Island Water World Grenada Sailing Week: a Workout in Paradise
Island Water World Grenada Sailing Week, the Petite Calivigny Yacht Club edition, continued with a race around Carriacou which was nothing short of spectacular. The fleet gathered in Tyrrel Bay for a reaching start west, then hardening up past Point Cistern. Several teams chose to take the inshore route passing south of Mabouya Island and Sandy Island. The water was clear turquoise around numerous reefs, a joy to behold. The north of Carriacou has hills rising to over 200 metres above sea level. The strategic conundrum was whether to stay offshore away from the wind shadows or go inshore looking for lifting pressure. One major distraction was a foiling kite border, gliding to-and-fro past the fleet, without a care in the world.
Having rounded the northern point of Carriacou, the fleet cracked sheets to hoist downwind sails. The transit between Carriacou and Petite Martinique was just stunning; Atlantic swell breaking on mile-after-mile of coral reef. After a tight reach, the fleet soaked downwind to round the southern tip of Carriacou, before hardening up for a beat to the finish in Tyrell Bay.
The race around Carriacou was a proper workout for 180 sailors in paradise. However, this was a gym routine with a view. Unending superb vistas of pristine Caribbean islands with virtually not a soul in sight.
In CSA1, Tristan Marmousez's Surprise Archambault GFA Caraïbes - La Morrigane (FRA) was the race winner after time correction. The team from Martinique were rock-hopping right from the get-go, even intersecting the Sister Rocks just after the start. Despite being one of the smallest boats in. the regatta GFA Caraïbes corrected out to beat local hot shot Richard Szyjan's Hoby 33 Category 5 (GREN) by just over one minute. Peter Hopps Sigma 38 Sam of Hamble (GBR) was third, just 25 seconds ahead of J/109 Sang Neuf from Martinique.
In the Multihull Class, David Slater's Outremer 45 Delphine (CAN) took the race win from Stephen Bourne's Rapido 60 Ineffable (HKG). The two multihulls have now won a race each and the contest will be decided on the last race tomorrow.

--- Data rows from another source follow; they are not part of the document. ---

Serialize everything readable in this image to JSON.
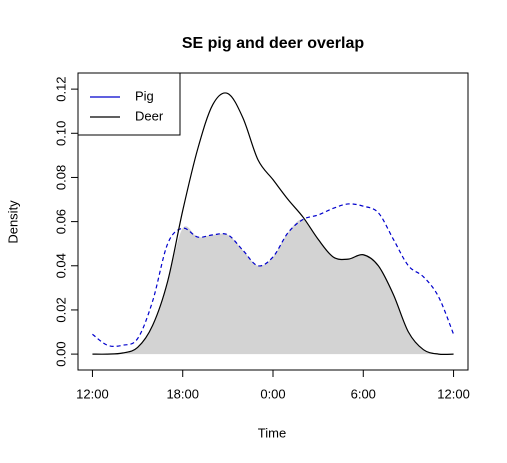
{
  "chart_data": {
    "type": "line",
    "title": "SE pig and deer overlap",
    "xlabel": "Time",
    "ylabel": "Density",
    "x": [
      0,
      1,
      2,
      3,
      4,
      5,
      6,
      7,
      8,
      9,
      10,
      11,
      12,
      13,
      14,
      15,
      16,
      17,
      18,
      19,
      20,
      21,
      22,
      23,
      24
    ],
    "series": [
      {
        "name": "Pig",
        "color": "#0000cc",
        "dash": true,
        "values": [
          0.009,
          0.004,
          0.004,
          0.007,
          0.024,
          0.05,
          0.057,
          0.053,
          0.054,
          0.054,
          0.047,
          0.04,
          0.044,
          0.055,
          0.061,
          0.063,
          0.066,
          0.068,
          0.067,
          0.064,
          0.052,
          0.04,
          0.035,
          0.026,
          0.009
        ]
      },
      {
        "name": "Deer",
        "color": "#000000",
        "dash": false,
        "values": [
          0,
          0,
          0.0005,
          0.003,
          0.013,
          0.033,
          0.065,
          0.093,
          0.113,
          0.118,
          0.107,
          0.088,
          0.079,
          0.07,
          0.062,
          0.052,
          0.044,
          0.043,
          0.045,
          0.04,
          0.027,
          0.01,
          0.002,
          0,
          0
        ]
      }
    ],
    "overlap_color": "#d3d3d3",
    "xlim": [
      -0.96,
      24.96
    ],
    "xticks": [
      {
        "value": 0,
        "label": "12:00"
      },
      {
        "value": 6,
        "label": "18:00"
      },
      {
        "value": 12,
        "label": "0:00"
      },
      {
        "value": 18,
        "label": "6:00"
      },
      {
        "value": 24,
        "label": "12:00"
      }
    ],
    "ylim": [
      -0.0072,
      0.1273
    ],
    "yticks": [
      {
        "value": 0,
        "label": "0.00"
      },
      {
        "value": 0.02,
        "label": "0.02"
      },
      {
        "value": 0.04,
        "label": "0.04"
      },
      {
        "value": 0.06,
        "label": "0.06"
      },
      {
        "value": 0.08,
        "label": "0.08"
      },
      {
        "value": 0.1,
        "label": "0.10"
      },
      {
        "value": 0.12,
        "label": "0.12"
      }
    ],
    "legend": "top-left"
  }
}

In the Classic Class, the 1899 bermudan yawl Galatea (USA) was beautifully sailed by Judd Tinius and his crew to win the race. Jerry Stewart's Luders 27 Free Spirit from Carriacou, was just under two minutes behind after time correction. Yesterday's winner Mathew Barker's 1930 Alfred Mylne Sloop, The Blue Peter (GBR) was third, just over a minute behind Free Spirit after time correction.
Robbie Yearwood's J/24 Diehard scored a second bullet in the J/24 Class. Gus Reader's Fadeaway was runner-up and Peter Armstrong's Shakin third. In the CSA Simplified Racing Division, Patrice Benson was the winner racing around his home waters on Carriacou Sloop Love Roses. Second was another local entry, Cyril Compton's Carriacou Sloop Margetta-O. Christopher Glaves, who is from St. Austell in Cornwall UK, was third in his Noresman 447 Blueshift.
The crew on Global Yacht Racing's First 47.7 EHO1 (GBR) had high hopes of scoring another win in CSA 1 today but finished today's race in fifth. However, their bullet in Race 1 still has the team in contention to win CSA1. Katy Rota and Neil Maher sailed the boat to the Caribbean from Europe. The team includes Trainee Yachtmaster Adam Bartlett and Charter guests brought together by highly experienced sailor Richard Oswald. The guests come from the UK, America, and Ireland. Grenada Sailing Week is the first time they have raced together as a crew. "We had a problem with a mainsail batten today, which probably cost us the time we lost out to the boats that beat us," commented Richard Oswald. "However, the crew work was really good, and we sailed a clean race. The competition in our class is very good, so for a team that has only just come together, we can be satisfied with how well we are sailing."
Your privileged race reporter joined EH01 for the race around Carriacou and it was fascinating to witness how the team worked together to pull off some difficult manoeuvres with a high degree of skill. Despite not getting the result EH01 has hoped for, there were smiles all round. The team's level of racing is going up in leap and bounds, at a time of year when sailing opportunities at home are non-existent. As EH01 passed the mesmerising beach and reef of Sandy Island, it was all too easy to get distracted by the immense beauty of it all. However, the team stuck to the task at hand, promising to return with masks and snorkels.
The daily Prize-giving for the Round Carriacou Race was held at the Cassada Bay Resort in Belmont. Set on a hillside overlooking the superb Coral Reef Bay with spectacular views of nearby islands including Grenada.
After two glorious days it was time to say 'see you soon' to Carriacou. Racing at Grenada Sailing Week will conclude on Sunday 30 Jan with the third and final race of the regatta. The Carriacou to Grenada is sponsored by Mount Gay Rum. The race to the windward side of Grenada will finish at La Phare Bleu Marina for the final prize-giving.